Korea Selatan Susun Ulang Agenda Kesetaraan Gender di Era AI: Bukan Sekadar Soal Teknologi, tetapi Soal Siapa yang Terti

Ketika kecerdasan buatan masuk ke kantor, aturan main soal kesetaraan ikut berubah

Korea Selatan mulai mengubah cara pemerintahnya membaca dampak kecerdasan buatan atau artificial intelligence (AI) terhadap dunia kerja. Pada 3 Juli, Kementerian Ketenagakerjaan dan Perburuhan Korea Selatan menggelar rapat Komite Kesetaraan Gender dan memutuskan untuk merombak fungsi komite tersebut. Jika sebelumnya komite lebih banyak menerima laporan perkembangan kebijakan dan memberi saran, ke depan perannya digeser menjadi pintu untuk menemukan persoalan kebijakan yang muncul langsung dari lapangan, khususnya yang berkaitan dengan kesetaraan gender di tengah perubahan besar akibat AI.

Keputusan ini mungkin terdengar administratif, bahkan teknokratis. Namun di balik bahasa birokrasi itu, ada pesan yang penting: pemerintah Korea Selatan menilai perubahan yang dibawa AI tidak bisa lagi dibaca hanya sebagai urusan efisiensi, inovasi, atau produktivitas. AI juga dinilai mengubah cara orang direkrut, dinilai, dipindahkan tugasnya, membangun karier, hingga menghadapi risiko kehilangan pekerjaan. Dan seperti banyak perubahan dalam dunia kerja, dampaknya tidak selalu jatuh secara merata antara laki-laki dan perempuan.

Bagi pembaca Indonesia, isu ini terasa dekat. Kita pun sedang hidup di masa ketika istilah seperti otomatisasi, algoritma, kerja fleksibel, platform digital, dan kerja jarak jauh makin akrab di telinga. Mulai dari pekerja kantoran yang harus menyesuaikan diri dengan aplikasi berbasis AI, guru yang menghadapi sistem digital baru, pekerja kreatif yang bersaing dengan alat generatif, sampai pelaku UMKM yang mulai memakai chatbot untuk pelayanan pelanggan. Dalam konteks seperti itu, pertanyaan Korea Selatan sesungguhnya juga relevan bagi banyak negara Asia: ketika teknologi berubah cepat, apakah aturan tentang keadilan di tempat kerja ikut berubah cukup cepat?

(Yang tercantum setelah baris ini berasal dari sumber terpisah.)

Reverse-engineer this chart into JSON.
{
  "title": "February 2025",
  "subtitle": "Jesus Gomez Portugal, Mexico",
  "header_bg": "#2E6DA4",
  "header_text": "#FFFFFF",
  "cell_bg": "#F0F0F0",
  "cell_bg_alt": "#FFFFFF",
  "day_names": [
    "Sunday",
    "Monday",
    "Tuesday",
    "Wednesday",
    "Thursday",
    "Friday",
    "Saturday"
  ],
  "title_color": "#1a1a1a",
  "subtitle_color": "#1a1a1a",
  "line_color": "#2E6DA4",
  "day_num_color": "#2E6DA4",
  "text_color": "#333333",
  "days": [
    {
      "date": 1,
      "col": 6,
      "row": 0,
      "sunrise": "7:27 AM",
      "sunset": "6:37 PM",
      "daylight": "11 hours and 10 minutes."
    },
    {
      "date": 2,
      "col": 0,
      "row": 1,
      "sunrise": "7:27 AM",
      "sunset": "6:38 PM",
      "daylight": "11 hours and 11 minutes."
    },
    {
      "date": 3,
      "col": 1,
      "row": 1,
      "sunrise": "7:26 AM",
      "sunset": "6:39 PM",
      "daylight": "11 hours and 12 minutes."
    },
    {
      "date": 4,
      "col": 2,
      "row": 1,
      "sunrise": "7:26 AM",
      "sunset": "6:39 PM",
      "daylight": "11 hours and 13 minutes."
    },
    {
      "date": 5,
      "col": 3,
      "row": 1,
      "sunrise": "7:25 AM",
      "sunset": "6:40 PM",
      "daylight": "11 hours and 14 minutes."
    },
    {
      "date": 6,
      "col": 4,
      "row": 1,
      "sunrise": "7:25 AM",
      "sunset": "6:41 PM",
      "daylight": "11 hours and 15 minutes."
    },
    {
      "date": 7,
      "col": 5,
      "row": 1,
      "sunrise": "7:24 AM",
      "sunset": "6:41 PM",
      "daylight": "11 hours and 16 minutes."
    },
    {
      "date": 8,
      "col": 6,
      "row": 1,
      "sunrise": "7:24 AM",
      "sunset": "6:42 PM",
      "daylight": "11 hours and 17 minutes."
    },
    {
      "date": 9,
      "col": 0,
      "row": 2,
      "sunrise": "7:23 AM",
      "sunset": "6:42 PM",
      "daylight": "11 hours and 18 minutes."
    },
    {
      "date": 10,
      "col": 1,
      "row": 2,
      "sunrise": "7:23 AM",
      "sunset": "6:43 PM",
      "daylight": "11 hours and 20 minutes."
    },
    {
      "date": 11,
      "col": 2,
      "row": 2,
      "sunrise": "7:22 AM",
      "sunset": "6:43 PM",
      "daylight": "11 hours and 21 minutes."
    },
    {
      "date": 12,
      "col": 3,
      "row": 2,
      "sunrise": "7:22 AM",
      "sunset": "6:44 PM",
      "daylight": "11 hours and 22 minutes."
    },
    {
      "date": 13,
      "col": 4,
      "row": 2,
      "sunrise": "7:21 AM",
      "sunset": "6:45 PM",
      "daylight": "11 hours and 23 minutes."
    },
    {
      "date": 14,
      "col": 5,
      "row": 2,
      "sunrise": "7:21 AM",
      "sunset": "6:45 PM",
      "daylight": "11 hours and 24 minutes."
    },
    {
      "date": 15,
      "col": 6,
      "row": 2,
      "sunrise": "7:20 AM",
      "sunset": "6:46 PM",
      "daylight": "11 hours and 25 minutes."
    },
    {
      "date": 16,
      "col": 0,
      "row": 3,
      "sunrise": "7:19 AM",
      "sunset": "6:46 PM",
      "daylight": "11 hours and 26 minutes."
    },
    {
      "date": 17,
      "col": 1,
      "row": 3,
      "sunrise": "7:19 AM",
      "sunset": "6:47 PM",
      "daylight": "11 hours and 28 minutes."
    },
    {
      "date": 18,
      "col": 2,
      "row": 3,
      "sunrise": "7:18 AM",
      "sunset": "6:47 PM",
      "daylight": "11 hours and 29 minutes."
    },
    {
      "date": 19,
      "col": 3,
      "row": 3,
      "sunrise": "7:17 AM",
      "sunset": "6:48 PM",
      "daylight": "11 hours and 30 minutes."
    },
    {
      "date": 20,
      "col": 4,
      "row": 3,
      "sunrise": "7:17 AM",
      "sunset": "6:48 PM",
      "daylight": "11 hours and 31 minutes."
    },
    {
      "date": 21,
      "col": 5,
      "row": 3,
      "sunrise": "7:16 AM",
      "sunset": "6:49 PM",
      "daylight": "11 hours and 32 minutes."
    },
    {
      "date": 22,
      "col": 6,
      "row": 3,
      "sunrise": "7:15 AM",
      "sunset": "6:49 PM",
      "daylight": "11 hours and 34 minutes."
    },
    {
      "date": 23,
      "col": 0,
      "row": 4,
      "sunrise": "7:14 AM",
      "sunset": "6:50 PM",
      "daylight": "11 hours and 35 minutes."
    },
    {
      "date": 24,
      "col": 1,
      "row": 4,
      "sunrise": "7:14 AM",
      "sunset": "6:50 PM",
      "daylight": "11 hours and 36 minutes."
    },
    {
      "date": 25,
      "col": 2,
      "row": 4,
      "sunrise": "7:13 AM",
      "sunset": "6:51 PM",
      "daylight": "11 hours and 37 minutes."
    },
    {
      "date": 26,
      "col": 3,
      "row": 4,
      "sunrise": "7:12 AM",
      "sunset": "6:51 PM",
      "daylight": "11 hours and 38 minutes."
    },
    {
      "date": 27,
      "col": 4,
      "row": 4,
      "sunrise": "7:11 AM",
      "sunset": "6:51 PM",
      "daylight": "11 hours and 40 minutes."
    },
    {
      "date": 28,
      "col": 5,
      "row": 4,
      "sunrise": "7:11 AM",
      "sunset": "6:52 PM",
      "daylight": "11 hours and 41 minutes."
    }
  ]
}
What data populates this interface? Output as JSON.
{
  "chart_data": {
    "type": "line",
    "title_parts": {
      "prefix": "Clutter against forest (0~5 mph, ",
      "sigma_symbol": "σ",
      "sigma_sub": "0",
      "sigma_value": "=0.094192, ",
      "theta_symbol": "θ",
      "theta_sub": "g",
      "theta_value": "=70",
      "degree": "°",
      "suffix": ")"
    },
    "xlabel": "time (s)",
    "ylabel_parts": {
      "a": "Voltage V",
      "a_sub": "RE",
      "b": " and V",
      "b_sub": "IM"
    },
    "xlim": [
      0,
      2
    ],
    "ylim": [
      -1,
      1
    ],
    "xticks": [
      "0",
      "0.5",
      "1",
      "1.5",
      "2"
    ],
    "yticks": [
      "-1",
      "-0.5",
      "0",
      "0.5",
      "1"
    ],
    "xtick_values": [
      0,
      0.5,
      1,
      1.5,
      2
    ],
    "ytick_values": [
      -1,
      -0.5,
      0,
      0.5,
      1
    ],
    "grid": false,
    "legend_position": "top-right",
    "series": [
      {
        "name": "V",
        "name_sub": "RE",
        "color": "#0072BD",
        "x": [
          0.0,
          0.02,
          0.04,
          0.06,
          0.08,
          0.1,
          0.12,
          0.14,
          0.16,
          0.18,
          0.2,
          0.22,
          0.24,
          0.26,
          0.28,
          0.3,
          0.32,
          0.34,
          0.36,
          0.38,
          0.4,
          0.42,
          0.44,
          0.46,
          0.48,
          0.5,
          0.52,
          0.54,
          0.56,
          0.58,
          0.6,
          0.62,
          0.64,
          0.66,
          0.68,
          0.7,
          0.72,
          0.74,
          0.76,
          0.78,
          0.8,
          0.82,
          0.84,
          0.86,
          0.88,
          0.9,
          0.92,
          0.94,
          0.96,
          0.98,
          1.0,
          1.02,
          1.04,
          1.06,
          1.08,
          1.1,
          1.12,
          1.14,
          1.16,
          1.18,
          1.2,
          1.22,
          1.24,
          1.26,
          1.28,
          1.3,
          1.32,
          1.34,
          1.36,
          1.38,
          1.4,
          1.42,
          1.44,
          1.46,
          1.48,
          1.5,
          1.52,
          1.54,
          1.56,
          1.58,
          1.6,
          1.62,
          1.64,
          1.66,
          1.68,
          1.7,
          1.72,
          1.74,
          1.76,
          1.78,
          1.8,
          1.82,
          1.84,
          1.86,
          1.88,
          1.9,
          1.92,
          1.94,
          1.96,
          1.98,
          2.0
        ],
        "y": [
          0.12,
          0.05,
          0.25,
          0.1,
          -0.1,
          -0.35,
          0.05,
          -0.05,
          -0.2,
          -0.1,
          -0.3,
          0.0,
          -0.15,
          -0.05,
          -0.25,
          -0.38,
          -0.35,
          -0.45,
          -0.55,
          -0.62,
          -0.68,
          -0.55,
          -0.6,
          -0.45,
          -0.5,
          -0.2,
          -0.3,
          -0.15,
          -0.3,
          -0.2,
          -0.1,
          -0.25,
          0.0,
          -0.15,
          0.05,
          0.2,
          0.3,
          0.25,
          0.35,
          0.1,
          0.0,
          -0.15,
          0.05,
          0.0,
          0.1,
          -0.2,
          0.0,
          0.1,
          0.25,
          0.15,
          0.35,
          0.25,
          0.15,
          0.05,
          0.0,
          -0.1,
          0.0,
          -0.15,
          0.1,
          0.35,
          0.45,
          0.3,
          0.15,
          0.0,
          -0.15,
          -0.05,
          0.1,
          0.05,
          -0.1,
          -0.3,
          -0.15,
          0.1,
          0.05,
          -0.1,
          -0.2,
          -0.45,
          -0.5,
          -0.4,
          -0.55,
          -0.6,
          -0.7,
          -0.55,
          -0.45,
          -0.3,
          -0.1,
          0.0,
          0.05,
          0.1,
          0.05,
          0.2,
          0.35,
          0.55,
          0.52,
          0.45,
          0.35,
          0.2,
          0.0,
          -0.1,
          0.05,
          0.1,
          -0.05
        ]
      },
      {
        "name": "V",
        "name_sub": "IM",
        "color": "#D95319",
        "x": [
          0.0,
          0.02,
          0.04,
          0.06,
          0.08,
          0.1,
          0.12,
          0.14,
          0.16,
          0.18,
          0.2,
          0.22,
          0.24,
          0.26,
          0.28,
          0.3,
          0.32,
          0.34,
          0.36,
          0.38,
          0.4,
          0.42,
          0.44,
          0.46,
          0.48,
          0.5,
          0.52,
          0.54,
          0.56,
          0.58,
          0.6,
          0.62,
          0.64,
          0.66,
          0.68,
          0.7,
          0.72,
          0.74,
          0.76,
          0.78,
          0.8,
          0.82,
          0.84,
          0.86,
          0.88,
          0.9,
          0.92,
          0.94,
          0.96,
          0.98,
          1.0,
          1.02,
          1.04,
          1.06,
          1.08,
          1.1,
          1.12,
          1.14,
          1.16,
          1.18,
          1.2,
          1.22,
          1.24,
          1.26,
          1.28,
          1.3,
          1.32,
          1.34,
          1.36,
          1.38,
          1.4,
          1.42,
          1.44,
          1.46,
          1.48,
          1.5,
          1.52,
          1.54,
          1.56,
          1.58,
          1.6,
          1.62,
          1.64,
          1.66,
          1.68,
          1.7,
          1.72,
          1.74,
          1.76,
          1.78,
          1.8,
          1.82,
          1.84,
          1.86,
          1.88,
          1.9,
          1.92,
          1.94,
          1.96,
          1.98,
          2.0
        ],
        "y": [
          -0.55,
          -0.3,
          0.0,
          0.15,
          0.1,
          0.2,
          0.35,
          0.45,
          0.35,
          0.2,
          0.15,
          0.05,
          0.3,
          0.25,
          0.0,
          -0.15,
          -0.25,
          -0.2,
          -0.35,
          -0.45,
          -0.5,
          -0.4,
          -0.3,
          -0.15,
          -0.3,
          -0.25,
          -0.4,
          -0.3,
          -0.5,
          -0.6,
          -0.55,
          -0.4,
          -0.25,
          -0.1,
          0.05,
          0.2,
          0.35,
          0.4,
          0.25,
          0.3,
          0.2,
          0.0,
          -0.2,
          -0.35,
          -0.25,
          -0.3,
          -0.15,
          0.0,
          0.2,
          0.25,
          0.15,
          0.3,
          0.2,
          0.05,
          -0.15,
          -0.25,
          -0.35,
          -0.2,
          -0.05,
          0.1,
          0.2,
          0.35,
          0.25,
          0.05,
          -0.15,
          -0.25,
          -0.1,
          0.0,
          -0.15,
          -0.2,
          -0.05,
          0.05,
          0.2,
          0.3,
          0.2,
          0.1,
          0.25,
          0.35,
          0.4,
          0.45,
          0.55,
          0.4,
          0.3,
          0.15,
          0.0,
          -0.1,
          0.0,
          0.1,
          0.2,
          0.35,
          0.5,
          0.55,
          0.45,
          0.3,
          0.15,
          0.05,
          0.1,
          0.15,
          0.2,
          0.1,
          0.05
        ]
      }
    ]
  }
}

Yang menarik, Korea Selatan tidak langsung mengumumkan undang-undang baru atau kebijakan spektakuler. Pemerintah justru memulai dari sesuatu yang lebih mendasar, yaitu mengubah “alat pendengar” di dalam sistem. Komite yang sebelumnya cenderung berfungsi sebagai forum pelaporan kini diarahkan untuk menangkap sinyal awal dari perubahan di lapangan. Ini terlihat sederhana, tetapi sebenarnya strategis. Dalam era AI, banyak ketimpangan baru tidak datang lewat aturan tertulis yang diskriminatif, melainkan lewat proses kerja yang terlihat netral namun menghasilkan dampak yang timpang.

Karena itu, langkah Seoul ini patut dibaca bukan sebagai pengumuman besar yang selesai dalam sehari, melainkan sebagai tanda bahwa pemerintah mulai menata ulang cara berpikirnya. Fokusnya bukan lagi hanya memeriksa apakah kebijakan lama masih berjalan, tetapi mencari tahu persoalan baru apa yang lahir ketika AI mulai menjadi bagian dari rutinitas kerja sehari-hari.

Dari komite penerima laporan menjadi pencari persoalan di lapangan

Inti dari perubahan yang diputuskan pemerintah Korea Selatan terletak pada pergeseran fungsi. Selama ini, Komite Kesetaraan Gender di bawah Kementerian Ketenagakerjaan dan Perburuhan menjalankan fungsi konsultatif dan peninjauan. Artinya, kementerian melaporkan perkembangan kebijakan terkait kesetaraan gender, lalu komite memberikan masukan. Model seperti ini berguna untuk memantau pelaksanaan kebijakan yang sudah ada.

Namun pemerintah menilai model lama tidak lagi cukup dalam menghadapi kecepatan perubahan yang dibawa AI. Dalam banyak sektor, AI tidak hanya menambah alat kerja baru, tetapi juga mengubah struktur industri, mempercepat otomatisasi, memecah tugas pekerjaan menjadi unit-unit yang lebih kecil, serta melahirkan bentuk evaluasi kerja berbasis data. Jika komite hanya menunggu laporan setelah sesuatu terjadi, maka respons kebijakan bisa tertinggal.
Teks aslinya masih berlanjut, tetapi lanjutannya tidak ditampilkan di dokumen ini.